High blood pressure (hypertension) does not cause any symptom for the vast majority of people. In fact, as much as 5 million adults in the UK have undiagnosed high blood pressure according to the British Heart Foundation. High blood pressure, if untreated, can lead to heart and circulatory disease like heart attack and stroke. It also cause chronic kidney disease, potentially even heart failure over a long period of time. In some individuals, it could lead to problem affecting eye-sight and increase the chance of having vascular dementia later in life.
Hypertension is common from middle age onwards. Many factors contribute to the development of hypertension including a number of lifestyle factors:-
- being overweight
- lack of exercise
In a smaller number of people, particular in those who develop hypertension at a younger age, sometimes hypertension can be caused by important endocrine, kidney, or even malignant conditions. Doctors call this "secondary hypertension" - these will sometimes require urgent investigation and prompt treatment.
The correlation between serum cholesterol (especially low-density lipoprotein LDL-cholesterol) and future cardiovascular event has been established for many decades. Again, for the majority of people, high cholesterol level in the blood does not cause any symptom.
Most people would have heard of LDL cholesterol - but this is in fact just one facet of the full lipid profile, which also includes the "protective" HDL cholesterol, and the often neglected component of triglycerides. It is therefore important to get a handle on the full lipid profile in the blood to guide our preventive strategy.
Needless to say, LDL cholesterol contributes to the build up of fatty deposit inside our arteries in a process known as atherosclerosis. It can affect a wide range of different body system - if our heart arteries are affected, this could lead to chest pain / angina or even heart attack; likewise, if the arteries supplying our brain are affected, this could lead to stroke or make vascular dementia more likely later in life. Careful monitoring and control by our experts is therefore highly recommended.

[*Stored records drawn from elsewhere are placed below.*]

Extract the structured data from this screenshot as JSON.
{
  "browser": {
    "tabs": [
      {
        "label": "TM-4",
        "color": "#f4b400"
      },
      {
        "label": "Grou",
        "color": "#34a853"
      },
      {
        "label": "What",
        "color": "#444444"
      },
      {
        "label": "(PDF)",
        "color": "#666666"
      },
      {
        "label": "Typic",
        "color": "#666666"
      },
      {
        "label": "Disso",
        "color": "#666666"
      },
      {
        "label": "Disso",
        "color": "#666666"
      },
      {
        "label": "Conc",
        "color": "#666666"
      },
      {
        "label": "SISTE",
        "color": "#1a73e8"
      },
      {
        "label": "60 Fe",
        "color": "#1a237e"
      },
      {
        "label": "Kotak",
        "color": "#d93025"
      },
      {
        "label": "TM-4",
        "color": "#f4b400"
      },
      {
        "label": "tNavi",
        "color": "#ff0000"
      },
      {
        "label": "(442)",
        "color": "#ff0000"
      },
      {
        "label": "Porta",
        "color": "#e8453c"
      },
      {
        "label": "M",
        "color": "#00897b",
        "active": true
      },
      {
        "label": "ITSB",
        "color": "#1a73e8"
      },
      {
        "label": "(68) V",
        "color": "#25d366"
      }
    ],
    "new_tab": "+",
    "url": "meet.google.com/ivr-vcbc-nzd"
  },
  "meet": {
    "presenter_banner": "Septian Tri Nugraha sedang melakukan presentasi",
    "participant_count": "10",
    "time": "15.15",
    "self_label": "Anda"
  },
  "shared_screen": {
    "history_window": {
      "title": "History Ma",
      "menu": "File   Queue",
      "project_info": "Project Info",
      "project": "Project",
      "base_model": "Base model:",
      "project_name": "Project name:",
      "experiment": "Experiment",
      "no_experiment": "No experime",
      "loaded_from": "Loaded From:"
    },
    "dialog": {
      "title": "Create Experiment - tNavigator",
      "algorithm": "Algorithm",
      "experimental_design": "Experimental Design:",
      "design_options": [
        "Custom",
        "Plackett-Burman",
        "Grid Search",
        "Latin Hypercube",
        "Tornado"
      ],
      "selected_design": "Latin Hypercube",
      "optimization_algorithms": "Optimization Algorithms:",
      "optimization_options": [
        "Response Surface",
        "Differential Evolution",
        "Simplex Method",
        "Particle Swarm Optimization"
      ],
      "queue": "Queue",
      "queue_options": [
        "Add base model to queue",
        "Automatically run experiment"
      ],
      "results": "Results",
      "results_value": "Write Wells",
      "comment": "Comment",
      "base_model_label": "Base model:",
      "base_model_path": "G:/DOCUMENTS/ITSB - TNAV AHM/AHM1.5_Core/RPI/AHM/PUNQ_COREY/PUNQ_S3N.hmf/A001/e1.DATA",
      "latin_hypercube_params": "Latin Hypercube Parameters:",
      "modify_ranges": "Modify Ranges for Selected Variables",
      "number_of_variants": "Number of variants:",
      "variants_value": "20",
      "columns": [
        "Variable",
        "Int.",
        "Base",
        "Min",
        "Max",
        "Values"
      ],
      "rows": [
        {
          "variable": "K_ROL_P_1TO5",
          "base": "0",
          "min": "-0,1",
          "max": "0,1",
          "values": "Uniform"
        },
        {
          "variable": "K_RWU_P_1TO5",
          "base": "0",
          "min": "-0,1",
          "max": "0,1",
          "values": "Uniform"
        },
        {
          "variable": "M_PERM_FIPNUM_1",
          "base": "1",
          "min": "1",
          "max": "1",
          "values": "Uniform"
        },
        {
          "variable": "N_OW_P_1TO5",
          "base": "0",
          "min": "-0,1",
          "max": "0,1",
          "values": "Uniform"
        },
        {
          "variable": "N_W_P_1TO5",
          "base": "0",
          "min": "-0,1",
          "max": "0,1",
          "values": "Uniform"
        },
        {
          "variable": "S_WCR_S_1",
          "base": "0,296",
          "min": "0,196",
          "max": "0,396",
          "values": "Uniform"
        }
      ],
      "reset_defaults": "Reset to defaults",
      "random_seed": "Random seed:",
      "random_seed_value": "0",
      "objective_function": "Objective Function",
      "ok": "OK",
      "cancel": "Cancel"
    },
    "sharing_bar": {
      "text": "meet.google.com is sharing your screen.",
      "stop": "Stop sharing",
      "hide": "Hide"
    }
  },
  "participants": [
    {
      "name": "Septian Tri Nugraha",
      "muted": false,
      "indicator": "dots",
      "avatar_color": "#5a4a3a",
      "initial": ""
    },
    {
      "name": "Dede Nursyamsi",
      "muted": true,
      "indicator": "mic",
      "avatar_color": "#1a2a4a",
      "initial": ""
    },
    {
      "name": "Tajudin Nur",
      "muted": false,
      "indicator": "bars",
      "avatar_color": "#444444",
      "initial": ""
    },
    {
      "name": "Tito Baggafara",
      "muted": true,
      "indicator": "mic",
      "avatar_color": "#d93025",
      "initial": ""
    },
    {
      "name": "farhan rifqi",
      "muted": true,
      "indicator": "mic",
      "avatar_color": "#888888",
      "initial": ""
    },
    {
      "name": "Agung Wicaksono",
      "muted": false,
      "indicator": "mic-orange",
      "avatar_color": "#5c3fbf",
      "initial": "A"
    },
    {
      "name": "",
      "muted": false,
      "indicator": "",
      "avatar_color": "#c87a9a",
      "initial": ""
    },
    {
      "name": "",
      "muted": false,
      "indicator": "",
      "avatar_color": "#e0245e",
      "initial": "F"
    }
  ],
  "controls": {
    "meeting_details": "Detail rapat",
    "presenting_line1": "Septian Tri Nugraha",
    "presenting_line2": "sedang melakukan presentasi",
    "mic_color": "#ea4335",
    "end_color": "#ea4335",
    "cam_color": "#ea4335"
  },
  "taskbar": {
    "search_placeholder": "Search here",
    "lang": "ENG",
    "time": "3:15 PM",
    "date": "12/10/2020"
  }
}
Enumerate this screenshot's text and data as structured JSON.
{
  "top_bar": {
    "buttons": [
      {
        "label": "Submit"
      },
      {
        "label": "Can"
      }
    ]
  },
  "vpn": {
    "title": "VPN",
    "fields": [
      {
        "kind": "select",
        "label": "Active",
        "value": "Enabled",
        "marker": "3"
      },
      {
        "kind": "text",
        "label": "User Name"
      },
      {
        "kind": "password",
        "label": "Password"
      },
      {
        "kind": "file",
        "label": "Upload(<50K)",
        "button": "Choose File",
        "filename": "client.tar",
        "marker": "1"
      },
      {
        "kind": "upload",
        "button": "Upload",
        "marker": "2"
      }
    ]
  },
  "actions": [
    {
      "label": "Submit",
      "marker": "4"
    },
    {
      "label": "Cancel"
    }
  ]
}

Detection of diabetes and control
Diabetes changes how our immune system modulates the process of atherosclerosis (see earlier). The diagnosis of diabetes also has an impact of how doctors may advice treatment of heart artery disease. In addition, since the presence of diabetes alters the overall cardiovascular risk profile, the threshold for BP and lipid control may also need adjustment.
Heart rhythm (AF) surveillance
The British Heart Foundation estimates that up to 1.4 million people in England alone may have atrial fibrillation (AF), yet almost a quarter of these may be unaware they have the condition. This is more prevalent in the elderly - with up to 1% of >65 years and up to 10% >85 years may have AF without knowing. Without heart rhythm surveillance and screening, it is difficult to pick up AF. This is very important, because undetected, and untreated, AF potentially carries a significant risk of future stroke.
We now have a wealth of health devices and even wearable technology that will help us pick up abnormal heart rhythm. Some home blood pressure monitor can pick up suspicious heart rhythm irregularities. We also have the now famous Apple Watch that could pick up AF. The key challenge is the correct interpretation and confirmation of any suspected arrhythmia - and this is where our experts at CardioQinetics can help.
Dr Chai has written a recent blog post on the advance of wearable technology.
The molecular clocks that control circadian rhythms are being revealed as important regulators of physiology and disease. In humans, circadian rhythms have been studied extensively in the cardiovascular system. Many cardiovascular functions, such as endothelial function, thrombus formation, blood pressure and heart rate, are now all known to be regulated by the circadian clock. Additionally, the onset of heart attack, stroke, arrhythmias and other adverse cardiovascular events also show circadian rhythmicity.
Doctors are now increasingly aware of the importance of lifestyle medicine in cardiovascular health. Many of these "softer" factors, in turn, affect hard cardiovascular risk factors of blood pressure, diabetes and lipid control, etc. via sleep and diurnal eating habits. Our philosophy from prevention to rehabilitation will encompass a holistic approach to cardiovascular health.